CRACK AT THE BOX

CRACK AT THE BOX
Damn! girl! get that shit under control!

This is a blog about my twice daily trip to and from work onboard Seattle Metro bus 358, the 358 is known as north Seattle's most nefarious bus run. When the coach leaves I will be blogging as fast as my thumbs can type... so hop onboard and enjoy a run. your comments and bus experiences will be appreciated and responded to.

Thursday, August 26, 2010

And Now a couple of Fruit Loops are....

These two bossum buddies are discussing the fine art of sucking small penis, OK, just about the time they start doing a demo, I elect to move back up front and brave the Gurney Boy's plight, poor bastard is strapped belly down on this 4 wheeled gurney board, its has a standard wheelchair powerpack, a joystick control and a toggle for mouth manipulative commands, with several gallons of urine sacks lashed to the sides.
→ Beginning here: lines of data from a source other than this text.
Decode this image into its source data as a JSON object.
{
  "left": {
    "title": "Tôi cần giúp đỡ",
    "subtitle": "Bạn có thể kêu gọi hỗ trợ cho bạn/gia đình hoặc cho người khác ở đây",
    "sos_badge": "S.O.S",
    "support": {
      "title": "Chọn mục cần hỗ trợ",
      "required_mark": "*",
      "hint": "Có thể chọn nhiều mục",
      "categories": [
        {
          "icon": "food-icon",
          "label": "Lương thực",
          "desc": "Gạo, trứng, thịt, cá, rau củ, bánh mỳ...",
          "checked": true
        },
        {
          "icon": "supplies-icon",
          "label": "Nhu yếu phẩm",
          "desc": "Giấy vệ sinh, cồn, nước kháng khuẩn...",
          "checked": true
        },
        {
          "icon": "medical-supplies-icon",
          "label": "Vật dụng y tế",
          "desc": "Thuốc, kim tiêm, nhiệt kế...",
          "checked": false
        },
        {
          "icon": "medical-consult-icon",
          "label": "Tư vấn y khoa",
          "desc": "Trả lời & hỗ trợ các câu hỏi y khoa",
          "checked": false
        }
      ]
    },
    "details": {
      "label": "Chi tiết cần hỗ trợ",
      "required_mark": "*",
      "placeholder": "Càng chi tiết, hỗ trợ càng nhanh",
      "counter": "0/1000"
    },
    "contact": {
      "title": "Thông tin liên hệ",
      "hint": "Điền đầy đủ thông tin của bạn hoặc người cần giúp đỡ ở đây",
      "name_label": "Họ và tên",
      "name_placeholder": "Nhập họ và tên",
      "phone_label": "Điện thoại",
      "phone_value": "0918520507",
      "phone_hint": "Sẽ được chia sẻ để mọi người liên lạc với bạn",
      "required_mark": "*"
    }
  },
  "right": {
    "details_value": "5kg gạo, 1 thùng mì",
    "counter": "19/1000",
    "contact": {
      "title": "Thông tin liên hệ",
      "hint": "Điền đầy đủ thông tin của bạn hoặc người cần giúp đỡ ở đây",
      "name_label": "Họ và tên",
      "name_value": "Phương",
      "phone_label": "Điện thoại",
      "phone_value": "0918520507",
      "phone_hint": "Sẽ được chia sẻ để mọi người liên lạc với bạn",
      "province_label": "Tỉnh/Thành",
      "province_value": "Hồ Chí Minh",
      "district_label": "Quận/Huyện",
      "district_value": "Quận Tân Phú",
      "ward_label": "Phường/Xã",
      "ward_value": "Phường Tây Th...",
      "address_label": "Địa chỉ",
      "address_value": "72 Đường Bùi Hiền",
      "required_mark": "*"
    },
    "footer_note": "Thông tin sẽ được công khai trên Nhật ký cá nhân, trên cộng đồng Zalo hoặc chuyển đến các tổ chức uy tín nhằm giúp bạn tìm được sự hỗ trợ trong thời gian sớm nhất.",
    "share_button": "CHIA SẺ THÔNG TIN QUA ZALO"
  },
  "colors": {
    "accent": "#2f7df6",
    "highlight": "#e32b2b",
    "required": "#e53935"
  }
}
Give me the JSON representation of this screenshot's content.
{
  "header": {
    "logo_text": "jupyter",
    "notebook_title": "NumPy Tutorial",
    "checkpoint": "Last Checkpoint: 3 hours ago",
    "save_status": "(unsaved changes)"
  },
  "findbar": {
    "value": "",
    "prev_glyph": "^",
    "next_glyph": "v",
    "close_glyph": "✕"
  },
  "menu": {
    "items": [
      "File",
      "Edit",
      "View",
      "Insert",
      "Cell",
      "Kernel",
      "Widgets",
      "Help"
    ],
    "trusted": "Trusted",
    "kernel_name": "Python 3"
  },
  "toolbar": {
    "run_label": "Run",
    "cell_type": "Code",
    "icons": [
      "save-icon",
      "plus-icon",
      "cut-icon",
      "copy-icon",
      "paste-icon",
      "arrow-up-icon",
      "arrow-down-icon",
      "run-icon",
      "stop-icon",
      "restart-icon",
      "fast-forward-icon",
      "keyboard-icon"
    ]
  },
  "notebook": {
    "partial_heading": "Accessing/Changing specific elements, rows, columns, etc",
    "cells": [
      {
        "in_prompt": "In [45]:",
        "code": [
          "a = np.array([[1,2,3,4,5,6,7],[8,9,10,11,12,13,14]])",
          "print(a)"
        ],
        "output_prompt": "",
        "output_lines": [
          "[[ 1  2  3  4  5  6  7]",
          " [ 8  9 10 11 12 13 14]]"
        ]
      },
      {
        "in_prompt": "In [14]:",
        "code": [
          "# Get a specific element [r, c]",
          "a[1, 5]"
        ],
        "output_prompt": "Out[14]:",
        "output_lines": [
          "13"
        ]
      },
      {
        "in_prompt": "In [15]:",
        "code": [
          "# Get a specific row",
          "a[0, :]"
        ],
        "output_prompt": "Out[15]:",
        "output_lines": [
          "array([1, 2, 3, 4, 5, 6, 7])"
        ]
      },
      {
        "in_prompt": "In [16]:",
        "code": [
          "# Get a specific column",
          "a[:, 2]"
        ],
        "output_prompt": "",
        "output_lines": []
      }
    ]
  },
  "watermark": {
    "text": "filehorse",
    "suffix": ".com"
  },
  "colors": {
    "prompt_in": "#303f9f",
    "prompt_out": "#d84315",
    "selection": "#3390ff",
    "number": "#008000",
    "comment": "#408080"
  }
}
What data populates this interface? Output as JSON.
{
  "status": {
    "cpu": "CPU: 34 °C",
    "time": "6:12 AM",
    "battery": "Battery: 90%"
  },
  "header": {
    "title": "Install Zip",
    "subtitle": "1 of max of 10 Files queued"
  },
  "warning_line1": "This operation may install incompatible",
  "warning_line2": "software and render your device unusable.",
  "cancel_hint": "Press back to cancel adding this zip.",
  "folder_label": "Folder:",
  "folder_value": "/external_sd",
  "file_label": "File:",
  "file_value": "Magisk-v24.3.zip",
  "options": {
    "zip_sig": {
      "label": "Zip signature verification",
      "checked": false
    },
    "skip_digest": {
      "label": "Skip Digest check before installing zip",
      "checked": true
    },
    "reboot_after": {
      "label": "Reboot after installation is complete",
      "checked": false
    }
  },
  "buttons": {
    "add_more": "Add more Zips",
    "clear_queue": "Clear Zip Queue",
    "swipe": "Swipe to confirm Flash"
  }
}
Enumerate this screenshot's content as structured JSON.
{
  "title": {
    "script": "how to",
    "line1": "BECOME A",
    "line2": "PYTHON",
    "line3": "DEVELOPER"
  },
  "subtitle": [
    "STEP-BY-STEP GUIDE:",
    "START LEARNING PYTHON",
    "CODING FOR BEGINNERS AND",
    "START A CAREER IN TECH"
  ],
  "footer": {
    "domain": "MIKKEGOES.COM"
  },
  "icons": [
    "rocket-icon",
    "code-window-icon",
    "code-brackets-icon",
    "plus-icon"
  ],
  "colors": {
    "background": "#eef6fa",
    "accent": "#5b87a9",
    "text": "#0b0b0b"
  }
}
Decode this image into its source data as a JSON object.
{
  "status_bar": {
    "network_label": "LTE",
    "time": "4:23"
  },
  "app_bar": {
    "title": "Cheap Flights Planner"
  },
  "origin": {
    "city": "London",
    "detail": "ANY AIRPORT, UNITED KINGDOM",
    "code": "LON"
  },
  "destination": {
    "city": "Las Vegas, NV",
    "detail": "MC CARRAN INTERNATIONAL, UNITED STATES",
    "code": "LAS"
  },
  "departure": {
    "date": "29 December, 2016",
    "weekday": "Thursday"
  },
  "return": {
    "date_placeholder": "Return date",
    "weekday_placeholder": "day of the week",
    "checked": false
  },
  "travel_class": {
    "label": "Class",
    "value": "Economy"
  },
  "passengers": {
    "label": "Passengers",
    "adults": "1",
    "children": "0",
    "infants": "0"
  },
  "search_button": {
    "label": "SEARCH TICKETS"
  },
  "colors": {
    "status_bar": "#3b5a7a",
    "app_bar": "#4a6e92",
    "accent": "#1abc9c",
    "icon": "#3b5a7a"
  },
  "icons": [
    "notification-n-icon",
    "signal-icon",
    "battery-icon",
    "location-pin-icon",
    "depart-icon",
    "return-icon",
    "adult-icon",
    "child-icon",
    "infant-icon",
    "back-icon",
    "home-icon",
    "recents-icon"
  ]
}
We can only hope the fruit of the loom squad in back fdont eyeball this kids mouth manipulator, it could be enough to get them hot and bothered and the poor gurney boy molested while strapped to his saddle. And if this all isn't pathetic enough, Jerome the drunk bastard of greenlake, loses his pants as he stumbles onboard. What a loser, dudes got Sesame Street bikini underwear on, "Please Proceed to the Rear of the Bus Pal" and he's got his porno belt strapped up and on his way back to hang out with the fag gang.